• HOME




  • Buku Tamu -- Guestbook

    Silakan isi Buku Tamu Saya. Terima kasih banyak.
  • Lihat Buku Tamu


  • Daftar Isi

  • Didi Tarsidi, "Sekarang Jauh Lebih Baik"
  • Wacih Kurnaesih Menulis dengan Rasa
  • Pasangan Suami Istri Buta - Jatuh Cinta di Pandangan Pertama
  • Didi Tarsidi: Harus Menunggu ”Orang Normal” Terurus Dulu?
  • Blind is only a Character
  • Didi Tarsidi: Menjadi Tuna Netra Bukan Halangan
  • Wacih, a world-class braille writer
  • Wacih Kurnaesih Tarsidi: Dalam Kegelapan Rasakan Indahnya Hidup
  • DIDI TARSIDI, SEMANGAT JUANG DAN KEARIFAN TUNANETRA
  • Wacih Kurnaesih Tarsidi: Meraih Sukses dengan Braille




  • Jumat, 14 Maret 2008

    Wacih Kurnaesih Menulis dengan Rasa

    Oleh Yenti Aprianti, Kompas, 14 November 2007

    Ia tak pernah tahu bagaimana warna hijau pada lumut. Namun, jika diminta mendeskripsikan lumut, ia bisa menceritakan kelembutan lumut yang menempel pada
    batu. Ia tak melihat bentuk air, tetapi ia berkisah tentang rasa sejuk yang merayap di atas kepala dengan detail.
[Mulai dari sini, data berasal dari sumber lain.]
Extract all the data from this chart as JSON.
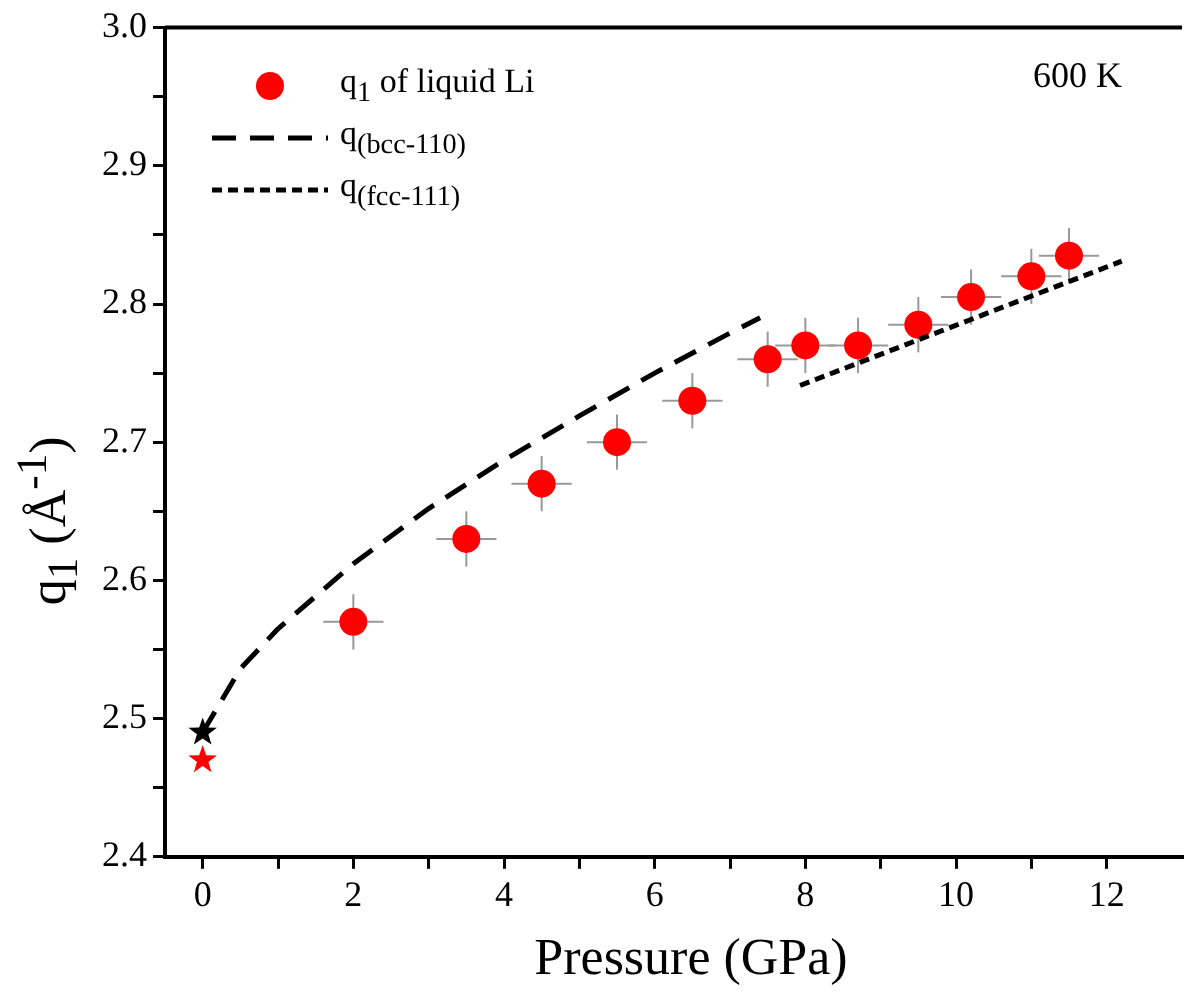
{
  "chart_data": {
    "type": "scatter",
    "xlabel": "Pressure (GPa)",
    "ylabel": "q$_{1}$ (Å$^{-1}$)",
    "xlim": [
      -0.5,
      13
    ],
    "ylim": [
      2.4,
      3.0
    ],
    "xticks": [
      0,
      {
        "value": 1,
        "label": null
      },
      2,
      {
        "value": 3,
        "label": null
      },
      4,
      {
        "value": 5,
        "label": null
      },
      6,
      {
        "value": 7,
        "label": null
      },
      8,
      {
        "value": 9,
        "label": null
      },
      10,
      {
        "value": 11,
        "label": null
      },
      12
    ],
    "yticks": [
      2.4,
      {
        "value": 2.45,
        "label": null
      },
      2.5,
      {
        "value": 2.55,
        "label": null
      },
      2.6,
      {
        "value": 2.65,
        "label": null
      },
      2.7,
      {
        "value": 2.75,
        "label": null
      },
      2.8,
      {
        "value": 2.85,
        "label": null
      },
      2.9,
      {
        "value": 2.95,
        "label": null
      },
      {
        "value": 3,
        "label": "3.0"
      }
    ],
    "grid": false,
    "legend": "top left",
    "annotations": [
      "600 K"
    ],
    "series": [
      {
        "name": "q$_{1}$ of liquid Li",
        "marker": "circle",
        "color": "#ff0000",
        "x": [
          2,
          3.5,
          4.5,
          5.5,
          6.5,
          7.5,
          8,
          8.7,
          9.5,
          10.2,
          11,
          11.5
        ],
        "values": [
          2.57,
          2.63,
          2.67,
          2.7,
          2.73,
          2.76,
          2.77,
          2.77,
          2.785,
          2.805,
          2.82,
          2.835
        ],
        "errors": [
          0.02,
          0.02,
          0.02,
          0.02,
          0.02,
          0.02,
          0.02,
          0.02,
          0.02,
          0.02,
          0.02,
          0.02
        ],
        "xerrors": [
          0.4,
          0.4,
          0.4,
          0.4,
          0.4,
          0.4,
          0.4,
          0.4,
          0.4,
          0.4,
          0.4,
          0.4
        ]
      },
      {
        "name": "q$_{(bcc-110)}$",
        "type": "line",
        "line_style": "dashed",
        "marker": "none",
        "color": "#000000",
        "x": [
          0,
          0.5,
          1,
          2,
          3,
          4,
          5,
          6,
          7,
          7.4
        ],
        "values": [
          2.49,
          2.536,
          2.565,
          2.612,
          2.652,
          2.687,
          2.719,
          2.75,
          2.779,
          2.79
        ]
      },
      {
        "name": "q$_{(fcc-111)}$",
        "type": "line",
        "line_style": "dotted",
        "marker": "none",
        "color": "#000000",
        "x": [
          7.93,
          12.2
        ],
        "values": [
          2.741,
          2.831
        ]
      },
      {
        "marker": "star",
        "color": "#000000",
        "x": [
          0
        ],
        "values": [
          2.49
        ]
      },
      {
        "marker": "star",
        "color": "#ff0000",
        "x": [
          0
        ],
        "values": [
          2.47
        ]
      }
    ]
  }
}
    Sejak kecil ia dikaruniai penglihatan minim sehingga hanya mampu menangkap seberkas bayangan, tetapi perasaan dia mampu melihat lebih dalam tentang sesuatu
    di sekitarnya. Inilah yang menjadi modal Wacih Kurnaesih (53) sebagai penulis.

    Sejak muda Wacih menulis apa saja yang ia alami dan rasakan. Pada tahun 2003 ia menjadi juara dalam lomba esai penulisan tentang manfaat huruf braille
    Bagi tunanetra se-Asia Pasifik.

    Sebagai tunanetra yang gemar menulis dan membaca, Wacih sangat akrab dengan aksara braille. Apalagi sebagai guru Bahasa Indonesia, ia nyaris menyentuh
    Braille setiap hari dan mengajarkannya kepada murid-murid di Sekolah Luar Biasa A Negeri Bandung, Jalan Padjadjaran, Kota Bandung, Jawa Barat, sejak 27 tahun lalu.
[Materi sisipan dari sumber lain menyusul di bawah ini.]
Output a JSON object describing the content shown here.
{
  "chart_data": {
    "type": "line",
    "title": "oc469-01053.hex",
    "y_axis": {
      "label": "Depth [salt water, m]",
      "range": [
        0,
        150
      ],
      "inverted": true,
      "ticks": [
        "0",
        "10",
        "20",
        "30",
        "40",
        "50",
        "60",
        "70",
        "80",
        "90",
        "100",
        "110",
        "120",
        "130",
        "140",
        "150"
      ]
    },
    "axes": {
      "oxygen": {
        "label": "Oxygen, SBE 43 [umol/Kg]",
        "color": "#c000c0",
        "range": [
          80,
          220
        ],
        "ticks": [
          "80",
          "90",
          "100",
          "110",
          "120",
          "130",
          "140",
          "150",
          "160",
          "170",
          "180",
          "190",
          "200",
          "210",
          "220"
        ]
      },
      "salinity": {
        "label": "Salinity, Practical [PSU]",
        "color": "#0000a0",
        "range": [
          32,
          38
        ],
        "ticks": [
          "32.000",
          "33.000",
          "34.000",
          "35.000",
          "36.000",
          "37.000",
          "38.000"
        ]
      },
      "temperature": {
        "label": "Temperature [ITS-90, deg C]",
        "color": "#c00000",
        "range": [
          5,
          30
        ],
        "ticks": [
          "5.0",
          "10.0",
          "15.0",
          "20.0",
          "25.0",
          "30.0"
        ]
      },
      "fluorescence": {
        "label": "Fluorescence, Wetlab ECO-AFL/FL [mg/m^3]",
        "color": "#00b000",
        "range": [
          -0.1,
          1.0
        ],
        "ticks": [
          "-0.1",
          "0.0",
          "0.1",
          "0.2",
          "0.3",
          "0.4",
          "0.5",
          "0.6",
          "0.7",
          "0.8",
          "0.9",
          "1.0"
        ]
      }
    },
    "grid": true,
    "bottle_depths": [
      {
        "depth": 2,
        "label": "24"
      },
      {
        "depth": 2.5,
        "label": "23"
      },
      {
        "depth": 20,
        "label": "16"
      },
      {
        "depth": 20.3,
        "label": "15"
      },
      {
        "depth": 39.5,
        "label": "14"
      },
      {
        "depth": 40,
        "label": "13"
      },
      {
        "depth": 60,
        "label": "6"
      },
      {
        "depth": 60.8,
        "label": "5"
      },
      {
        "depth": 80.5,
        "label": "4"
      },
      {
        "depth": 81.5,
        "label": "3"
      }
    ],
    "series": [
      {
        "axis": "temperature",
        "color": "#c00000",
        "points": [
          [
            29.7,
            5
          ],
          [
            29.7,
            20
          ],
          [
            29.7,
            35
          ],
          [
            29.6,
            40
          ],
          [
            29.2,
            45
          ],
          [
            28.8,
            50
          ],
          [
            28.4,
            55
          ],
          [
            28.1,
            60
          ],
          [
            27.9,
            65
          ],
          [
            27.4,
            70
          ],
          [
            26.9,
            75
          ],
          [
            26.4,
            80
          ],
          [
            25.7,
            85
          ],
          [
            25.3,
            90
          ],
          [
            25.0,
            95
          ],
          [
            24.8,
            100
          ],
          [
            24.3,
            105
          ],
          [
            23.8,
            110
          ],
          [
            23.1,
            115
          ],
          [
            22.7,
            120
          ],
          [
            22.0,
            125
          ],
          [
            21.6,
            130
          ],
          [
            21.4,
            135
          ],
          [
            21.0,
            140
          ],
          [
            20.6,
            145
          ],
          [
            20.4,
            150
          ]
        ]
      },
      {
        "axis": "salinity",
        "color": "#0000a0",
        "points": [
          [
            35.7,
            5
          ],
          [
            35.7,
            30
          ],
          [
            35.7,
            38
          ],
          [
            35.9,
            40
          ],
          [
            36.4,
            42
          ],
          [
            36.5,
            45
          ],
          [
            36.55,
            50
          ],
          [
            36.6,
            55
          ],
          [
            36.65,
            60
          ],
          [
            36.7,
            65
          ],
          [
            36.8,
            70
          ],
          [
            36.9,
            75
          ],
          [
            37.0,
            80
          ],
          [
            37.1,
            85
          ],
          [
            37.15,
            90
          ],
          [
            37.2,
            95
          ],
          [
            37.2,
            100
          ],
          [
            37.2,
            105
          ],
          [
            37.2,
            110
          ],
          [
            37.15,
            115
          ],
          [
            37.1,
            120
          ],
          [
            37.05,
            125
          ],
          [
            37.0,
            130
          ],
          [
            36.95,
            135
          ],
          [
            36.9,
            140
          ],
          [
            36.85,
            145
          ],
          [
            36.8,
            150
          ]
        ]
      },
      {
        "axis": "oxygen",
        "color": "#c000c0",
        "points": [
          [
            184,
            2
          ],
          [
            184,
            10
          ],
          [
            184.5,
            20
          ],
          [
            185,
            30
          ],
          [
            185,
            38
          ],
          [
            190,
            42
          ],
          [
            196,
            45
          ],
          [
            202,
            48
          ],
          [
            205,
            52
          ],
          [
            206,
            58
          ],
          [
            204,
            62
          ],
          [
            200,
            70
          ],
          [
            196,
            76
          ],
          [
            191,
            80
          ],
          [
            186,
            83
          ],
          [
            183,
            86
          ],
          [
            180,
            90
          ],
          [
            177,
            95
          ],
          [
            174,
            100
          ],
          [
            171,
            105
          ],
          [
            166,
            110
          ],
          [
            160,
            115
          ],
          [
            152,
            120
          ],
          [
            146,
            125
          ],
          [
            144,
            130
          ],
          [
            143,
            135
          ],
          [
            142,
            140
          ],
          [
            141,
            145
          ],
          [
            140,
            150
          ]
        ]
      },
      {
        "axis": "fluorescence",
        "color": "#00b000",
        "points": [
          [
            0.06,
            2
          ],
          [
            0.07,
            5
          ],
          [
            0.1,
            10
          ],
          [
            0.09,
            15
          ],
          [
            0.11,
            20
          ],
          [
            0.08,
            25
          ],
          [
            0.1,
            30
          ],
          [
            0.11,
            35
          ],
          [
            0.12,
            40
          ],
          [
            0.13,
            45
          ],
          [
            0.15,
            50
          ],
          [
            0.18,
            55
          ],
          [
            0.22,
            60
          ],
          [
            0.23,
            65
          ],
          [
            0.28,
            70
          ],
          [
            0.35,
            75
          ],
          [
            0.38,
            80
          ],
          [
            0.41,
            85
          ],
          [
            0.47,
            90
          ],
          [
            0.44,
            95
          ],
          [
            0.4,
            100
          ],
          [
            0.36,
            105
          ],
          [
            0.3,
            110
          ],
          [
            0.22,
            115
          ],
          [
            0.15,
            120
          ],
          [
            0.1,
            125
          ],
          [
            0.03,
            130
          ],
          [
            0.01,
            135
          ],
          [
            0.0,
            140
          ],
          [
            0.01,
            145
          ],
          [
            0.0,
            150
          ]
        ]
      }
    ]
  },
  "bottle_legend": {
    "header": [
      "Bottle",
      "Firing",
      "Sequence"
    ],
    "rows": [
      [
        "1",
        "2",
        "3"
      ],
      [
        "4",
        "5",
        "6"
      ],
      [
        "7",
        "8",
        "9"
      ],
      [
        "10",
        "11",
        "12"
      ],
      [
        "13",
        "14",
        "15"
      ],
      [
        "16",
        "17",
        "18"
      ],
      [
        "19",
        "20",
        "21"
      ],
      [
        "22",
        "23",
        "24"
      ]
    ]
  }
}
    Pada esai yang ditulisnya, Wacih bercerita dengan bersemangat tentang bagaimana braille membantunya memperluas wawasan tentang dunia, juga membantunya
    Menyediakan makanan buat keluarga.

    "Di awal pernikahan saya menempelkan tulisan beraksara braille pada semua wadah bumbu di dapur agar tak salah memasukkan bahan yang dibutuhkan," kata Wacih
    yang setelah bertahun-tahun berkeluarga hafal wadah-wadah bumbu di dapur.
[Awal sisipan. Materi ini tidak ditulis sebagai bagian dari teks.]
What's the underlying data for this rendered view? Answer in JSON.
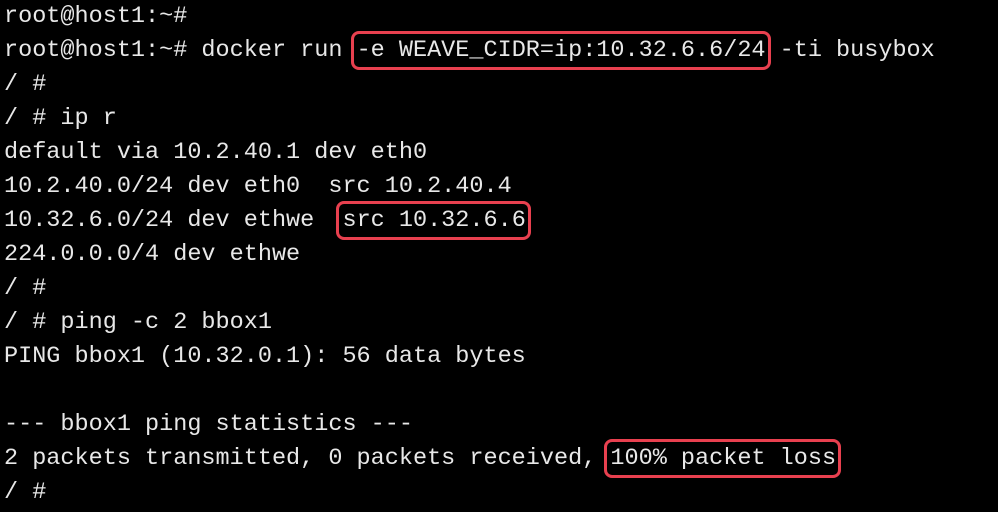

    Braille menjadi penanda yang memudahkan aktivitas para tunanetra. "Braille adalah aksara yang lahir dari sebuah budaya yang sejarahnya sangat panjang.
    Sepanjang kisah tentang manfaatnya. Itu sebabnya braille harus dilestarikan," ujarnya.

    Berpisah

    Perkenalan dengan braille dimulai saat dia berusia tujuh tahun. Wacih dilahirkan di Desa Dayeuh Luhur, kawasan wisata ziarah di Kabupaten Sumedang, Jawa
    Barat. Ia anak ketujuh dari sembilan bersaudara. Sejak lahir Wacih mengalami low vision atau keterbatasan penglihatan. Namun, seperti pada tunanetra lain,
    ia dikaruniai ketajaman rasa.

    Dengan kelebihan itu, ia tak memiliki kendala mengenali keluarga dan lingkungan. Ia tetap bisa bermain di luar rumah dengan teman sebaya.

    "Kalau saya main dekat kolam atau sungai, Ibu selalu melarang," kata anak petani tersebut.

    Wacih diperlakukan sama dengan saudara-saudara yang dapat melihat. Sejak kecil ia sudah tertarik membaca. Sebagian besar saudaranya lelaki dan suka membaca
    buku cerita persilatan, Wacih pun turut membaca.

    "Ketika usia saya tujuh tahun, orangtua mendengar cerita tentang sekolah khusus bagi tunanetra di Bina Netra Wyata Guna, Bandung." Jadilah sejak saat itu
    Wacih tinggal terpisah dari keluarga dan tinggal di asrama.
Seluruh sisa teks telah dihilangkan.